Agrégé de philosophie en 1950, docteur en sciences humaines, puis professeur émérite de philosophie éthique à l'université de Paris I (Sorbonne), il était le fils d’un ouvrier tailleur juif d’origine turque. Il s'est cependant revendiqué athée le restant de sa vie. Son premier livre est La Condition réflexive de l'homme juif (Julliard, 1963). Il publiera également plusieurs articles sur les Juifs et l'antisémitisme dans la revue Les Temps modernes. Contemporain et ami de Jean-Paul Sartre, il s'intéresse comme lui à cerner ce qu'est la liberté absolue. Pour lui, il manquait à Sartre une éthique à sa philosophie de la liberté ; Misrahi la trouvera chez Spinoza.
La réciprocité comme socle de la liberté
Dans Traité du bonheur (Seuil, 1981), il utilise la construction d'un château comme métaphore de la construction de soi et y propose une éthique de la joie d'être. Il livre sa conception de la philosophie du bonheur et décrit le cheminement permettant d'atteindre la plénitude. « Il y a selon Robert Misrahi les bonheurs du quotidien, le confort matériel, mais la grande question pour lui c'est la réciprocité, à ses yeux, c'est cette discussion permanente avec l'autre qui fait le socle de la liberté », analyse celui qui fut son dernier éditeur, Jean-Luc Veyssy, directeur des éditions Le Bord de l'eau (Bordeaux).
Le philosophe et musicologue Vladimir Jankélévitch dirigea sa thèse, Lumière, commencement, liberté (Plon, 1969, Points, 1996), qu'il poursuivra avec les trois volumes de son Traité du bonheur (Seuil, 1981, Points, 1985, et Puf, 1987). « Robert Misrahi a construit une philosophie exigeante à distance des modes qui traversaient le champ intellectuel.
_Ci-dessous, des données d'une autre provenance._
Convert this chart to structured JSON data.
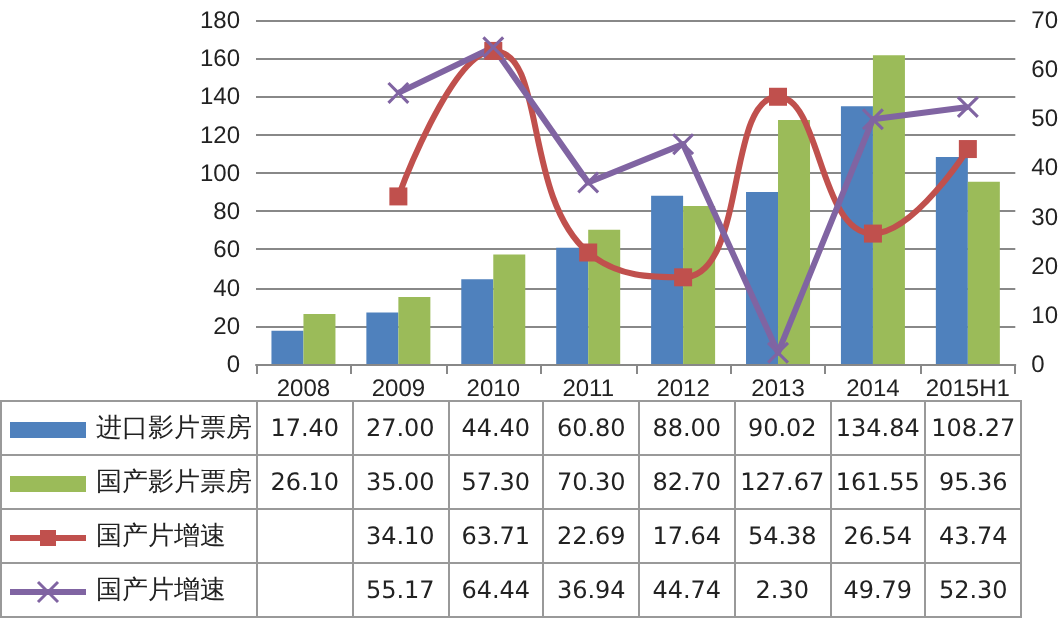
{
  "chart_data": {
    "type": "bar",
    "categories": [
      "2008",
      "2009",
      "2010",
      "2011",
      "2012",
      "2013",
      "2014",
      "2015H1"
    ],
    "series": [
      {
        "name": "进口影片票房",
        "color": "#4f81bd",
        "values": [
          17.4,
          27.0,
          44.4,
          60.8,
          88.0,
          90.02,
          134.84,
          108.27
        ],
        "value_labels": [
          "17.40",
          "27.00",
          "44.40",
          "60.80",
          "88.00",
          "90.02",
          "134.84",
          "108.27"
        ]
      },
      {
        "name": "国产影片票房",
        "color": "#9bbb59",
        "values": [
          26.1,
          35.0,
          57.3,
          70.3,
          82.7,
          127.67,
          161.55,
          95.36
        ],
        "value_labels": [
          "26.10",
          "35.00",
          "57.30",
          "70.30",
          "82.70",
          "127.67",
          "161.55",
          "95.36"
        ]
      },
      {
        "name": "国产片增速",
        "type": "line",
        "axis": "y2",
        "marker": "square",
        "color": "#c0504d",
        "values": [
          null,
          34.1,
          63.71,
          22.69,
          17.64,
          54.38,
          26.54,
          43.74
        ],
        "value_labels": [
          null,
          "34.10",
          "63.71",
          "22.69",
          "17.64",
          "54.38",
          "26.54",
          "43.74"
        ]
      },
      {
        "name": "国产片增速",
        "type": "line",
        "axis": "y2",
        "marker": "cross",
        "color": "#8064a2",
        "values": [
          null,
          55.17,
          64.44,
          36.94,
          44.74,
          2.3,
          49.79,
          52.3
        ],
        "value_labels": [
          null,
          "55.17",
          "64.44",
          "36.94",
          "44.74",
          "2.30",
          "49.79",
          "52.30"
        ]
      }
    ],
    "ylim": [
      0,
      180
    ],
    "yticks": [
      0,
      20,
      40,
      60,
      80,
      100,
      120,
      140,
      160,
      180
    ],
    "y2lim": [
      0,
      70
    ],
    "y2ticks": [
      0,
      10,
      20,
      30,
      40,
      50,
      60,
      70
    ],
    "grid": "y",
    "legend": "bottom"
  }
}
On le rattache à Spinoza car il a développé ses travaux à partir notamment de sa notion de recherche absolue du bonheur », explique Jean-Luc Veyssy.
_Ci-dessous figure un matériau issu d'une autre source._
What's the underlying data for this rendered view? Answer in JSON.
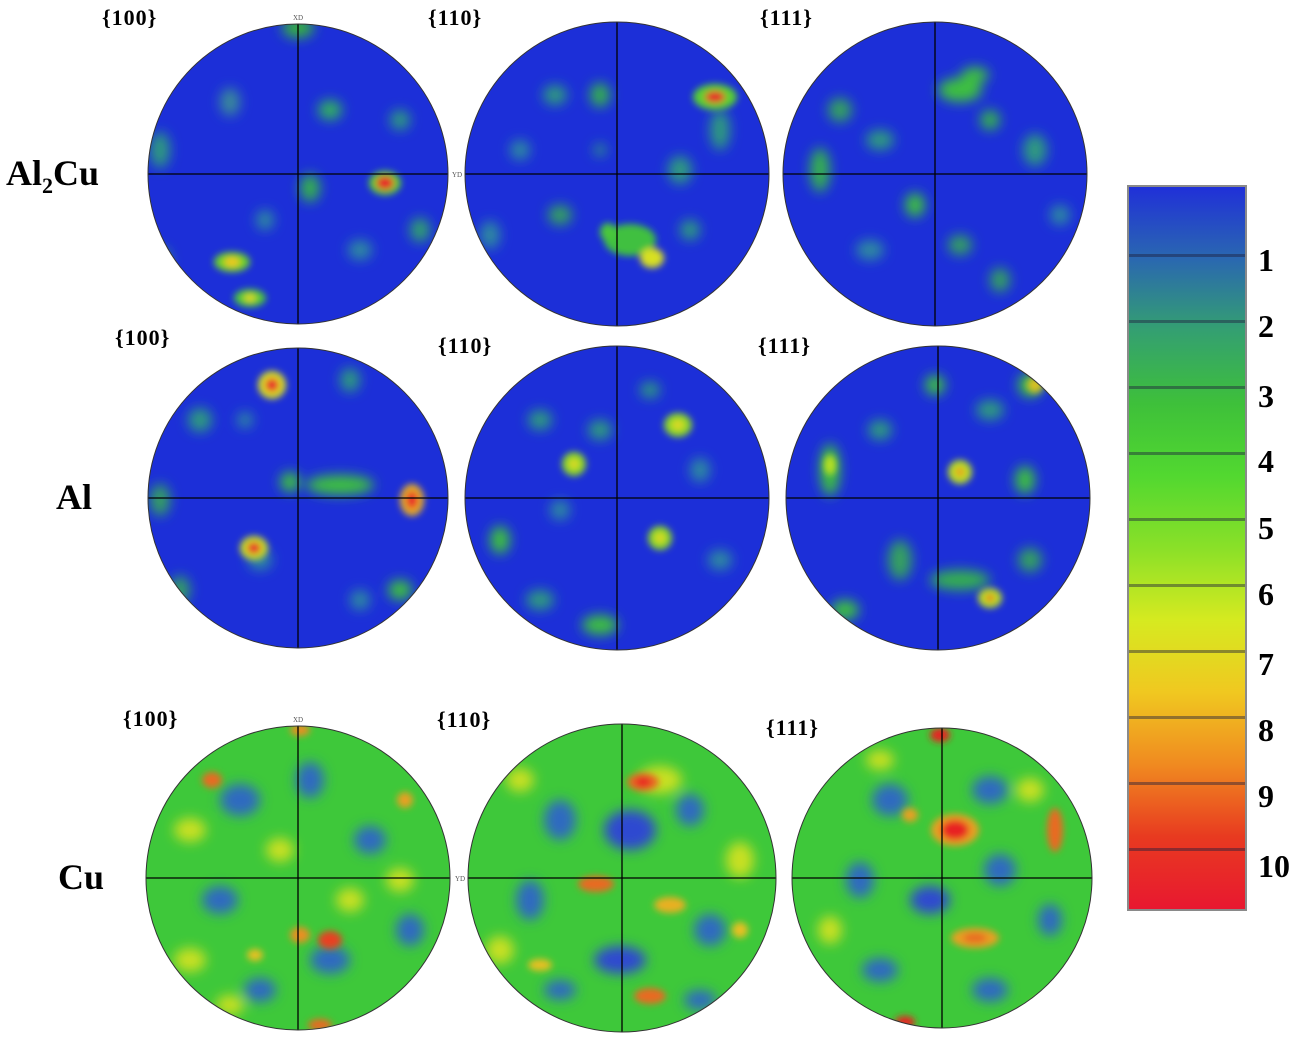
{
  "figure": {
    "rows": [
      {
        "id": "al2cu",
        "label": {
          "base": "Al",
          "sub": "2",
          "rest": "Cu"
        },
        "planes": [
          "{100}",
          "{110}",
          "{111}"
        ],
        "background": "mostly-blue"
      },
      {
        "id": "al",
        "label": {
          "base": "Al",
          "sub": "",
          "rest": ""
        },
        "planes": [
          "{100}",
          "{110}",
          "{111}"
        ],
        "background": "mostly-blue"
      },
      {
        "id": "cu",
        "label": {
          "base": "Cu",
          "sub": "",
          "rest": ""
        },
        "planes": [
          "{100}",
          "{110}",
          "{111}"
        ],
        "background": "green-yellow"
      }
    ],
    "axis_marks": {
      "top": "XD",
      "right": "YD"
    }
  },
  "colorbar": {
    "ticks": [
      "1",
      "2",
      "3",
      "4",
      "5",
      "6",
      "7",
      "8",
      "9",
      "10"
    ],
    "colors": [
      "#2030d8",
      "#2a68b0",
      "#34a070",
      "#3ec03a",
      "#52d830",
      "#8ae028",
      "#d6ea20",
      "#f0c820",
      "#f08a20",
      "#e83a20",
      "#e81830"
    ]
  },
  "colors": {
    "low": "#1a2ed6",
    "mid": "#3fd23f",
    "high": "#f5e51e",
    "peak": "#e8202a",
    "crosshair": "#000000"
  }
}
En 2011, le philosophe publie une nouvelle traduction et présentation de L'Éthique du philosophe néerlandais Spinoza au Livre de poche. Son dernier ouvrage L'Étonnant pouvoir intérieur. Pour une métaphysique du sujet (Le Bord de l'eau, 2020) est une approche philosophique du sentiment de solitude, de ses causes et des diverses façons de le surmonter par ses propres moyens. « Dans la mort tout le monde est vertueux, Robert Misrahi l'a été avant, il a été un homme d’une grande vertu morale et d’une grande générosité », conclut l'éditeur Jean-Luc Veyssy.